When building with ?mvn package ?Dpg=pg? the webstart plugin includes the 
correct set of dependencies. And, I am able to build an unobfuscated 
version with ?mvn package ?Dpg=?.
 
However, I am not sure I actually find this satisfying. I always need to 
build the obfuscated versions of the jars and install them in the 
repository. This does take some time.
Would this be the Maven way of doing things?
 
Regards,
/Henrik
 
 
 
From: Kevin Stembridge [mailto:[EMAIL PROTECTED] 
Sent: 19. oktober 2007 12:34

Looks like you've found a bug with regards to the system and test 
transitive dependencies being pulled in.  I'll take a look at that in more 
detail and raise an issue for it. 

 I'd never noticed before but the same thing is happening in my project. I 
haven't got any system dependencies so that's not a problem but I've got 
junit in my jnlp bundle.

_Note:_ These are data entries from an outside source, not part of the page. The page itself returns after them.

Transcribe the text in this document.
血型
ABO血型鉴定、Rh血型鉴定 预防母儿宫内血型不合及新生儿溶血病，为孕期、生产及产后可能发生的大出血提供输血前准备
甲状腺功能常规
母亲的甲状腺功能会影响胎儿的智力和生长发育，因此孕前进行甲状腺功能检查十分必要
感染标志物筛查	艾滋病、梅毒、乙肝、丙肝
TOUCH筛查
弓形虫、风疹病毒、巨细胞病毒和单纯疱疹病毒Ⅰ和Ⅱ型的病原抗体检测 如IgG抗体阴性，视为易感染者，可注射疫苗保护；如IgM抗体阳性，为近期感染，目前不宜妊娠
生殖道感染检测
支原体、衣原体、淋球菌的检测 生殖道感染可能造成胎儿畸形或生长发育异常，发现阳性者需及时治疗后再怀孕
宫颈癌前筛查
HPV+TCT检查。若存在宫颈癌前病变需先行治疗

Of course, that doesn't cause any trouble at 
runtime but still it shouldn't be there. 

Do you know why there is a dependency on the sun.jre:jnlp jar? Are you 
declaring it explicitly anywhere? 

Just curious about your Configurator project. You say it has 'pom' 
packaging? Shouldn't this be a 'war' project? 

To avoid pulling in both the obfuscated and unobfuscated core artifacts 
you could try declaring them with 'provided' scope in your client project. 
I often use provided scope to avoid these sorts of transitive dependency 
problems, not just with the webstart plugin.